Waiting on time sync...
checking wifi...Connecting...
Refreshing JWT
[V][ssl_client.cpp:60] start_ssl_client(): Free internal heap before TLS 270088
[V][ssl_client.cpp:66] start_ssl_client(): Starting socket
[V][ssl_client.cpp:105] start_ssl_client(): Seeding the random number generator
[V][ssl_client.cpp:114] start_ssl_client(): Setting up the SSL/TLS structure...

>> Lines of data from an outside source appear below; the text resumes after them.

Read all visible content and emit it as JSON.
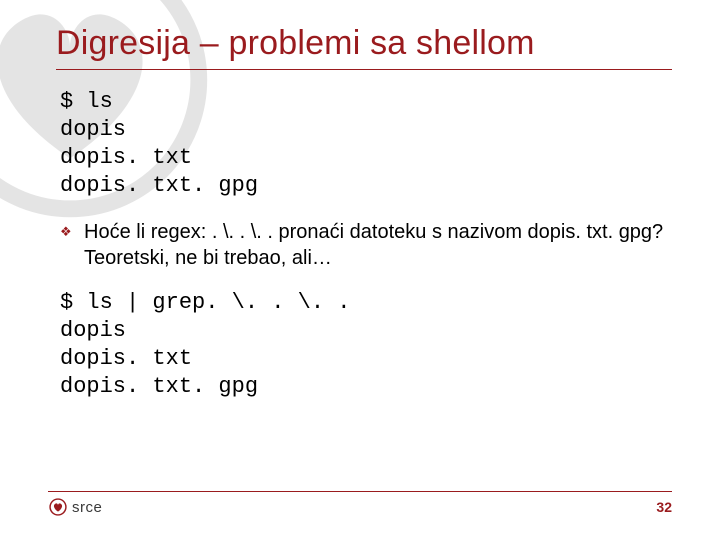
{
  "title": "Digresija – problemi sa shellom",
  "code_block_1": "$ ls\ndopis\ndopis. txt\ndopis. txt. gpg",
  "bullet_text": "Hoće li regex:  . \\. . \\. .  pronaći datoteku s nazivom dopis. txt. gpg? Teoretski, ne bi trebao, ali…",
  "code_block_2": "$ ls | grep. \\. . \\. .\ndopis\ndopis. txt\ndopis. txt. gpg",
  "footer": {
    "logo_text": "srce",
    "page_number": "32"
  },
  "colors": {
    "accent": "#9a1b1e"
  }
}
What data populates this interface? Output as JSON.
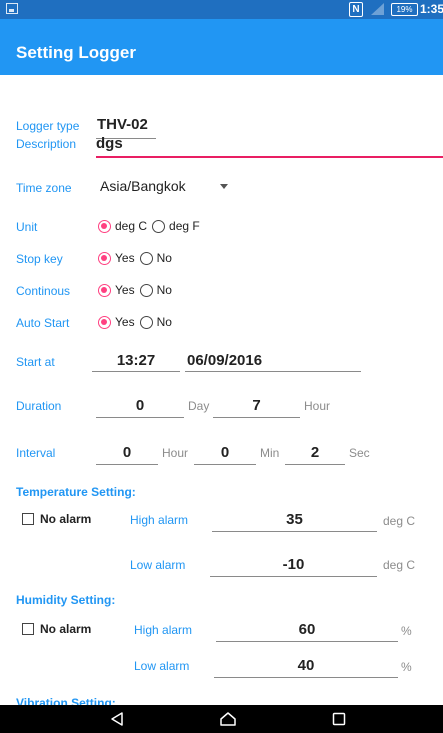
{
  "status_bar": {
    "nfc_icon": "nfc-icon",
    "signal_icon": "signal-icon",
    "battery": "19%",
    "time": "1:35"
  },
  "app_bar": {
    "title": "Setting Logger"
  },
  "form": {
    "logger_type": {
      "label": "Logger type",
      "value": "THV-02"
    },
    "description": {
      "label": "Description",
      "value": "dgs"
    },
    "time_zone": {
      "label": "Time zone",
      "value": "Asia/Bangkok"
    },
    "unit": {
      "label": "Unit",
      "options": [
        "deg C",
        "deg F"
      ],
      "selected": "deg C"
    },
    "stop_key": {
      "label": "Stop key",
      "options": [
        "Yes",
        "No"
      ],
      "selected": "Yes"
    },
    "continous": {
      "label": "Continous",
      "options": [
        "Yes",
        "No"
      ],
      "selected": "Yes"
    },
    "auto_start": {
      "label": "Auto Start",
      "options": [
        "Yes",
        "No"
      ],
      "selected": "Yes"
    },
    "start_at": {
      "label": "Start at",
      "time": "13:27",
      "date": "06/09/2016"
    },
    "duration": {
      "label": "Duration",
      "day": "0",
      "day_unit": "Day",
      "hour": "7",
      "hour_unit": "Hour"
    },
    "interval": {
      "label": "Interval",
      "hour": "0",
      "hour_unit": "Hour",
      "min": "0",
      "min_unit": "Min",
      "sec": "2",
      "sec_unit": "Sec"
    }
  },
  "temperature": {
    "title": "Temperature Setting:",
    "no_alarm_label": "No alarm",
    "no_alarm_checked": false,
    "high_label": "High alarm",
    "high_value": "35",
    "low_label": "Low alarm",
    "low_value": "-10",
    "unit": "deg C"
  },
  "humidity": {
    "title": "Humidity Setting:",
    "no_alarm_label": "No alarm",
    "no_alarm_checked": false,
    "high_label": "High alarm",
    "high_value": "60",
    "low_label": "Low alarm",
    "low_value": "40",
    "unit": "%"
  },
  "vibration": {
    "title": "Vibration Setting:"
  },
  "nav_bar": {
    "back_icon": "back-icon",
    "home_icon": "home-icon",
    "recents_icon": "recents-icon"
  },
  "colors": {
    "accent": "#2196f3",
    "radio_selected": "#ff4081",
    "status_bar": "#1f6fc0",
    "focus_underline": "#e91e63"
  }
}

[V][ssl_client.cpp:130] start_ssl_client(): Loading CA cert
[V][ssl_client.cpp:198] start_ssl_client(): Setting hostname for TLS session...
[V][ssl_client.cpp:213] start_ssl_client(): Performing the SSL/TLS handshake...
[V][ssl_client.cpp:234] start_ssl_client(): Verifying peer X.509 certificate...
[V][ssl_client.cpp:243] start_ssl_client(): Certificate verified.
[V][ssl_client.cpp:258] start_ssl_client(): Free internal heap after TLS 230832
[V][ssl_client.cpp:296] send_ssl_data(): Writing HTTP request with 313 bytes...
connected

Library connected!

This was able to connect to the library using an ESP32-C3. Thank you so much!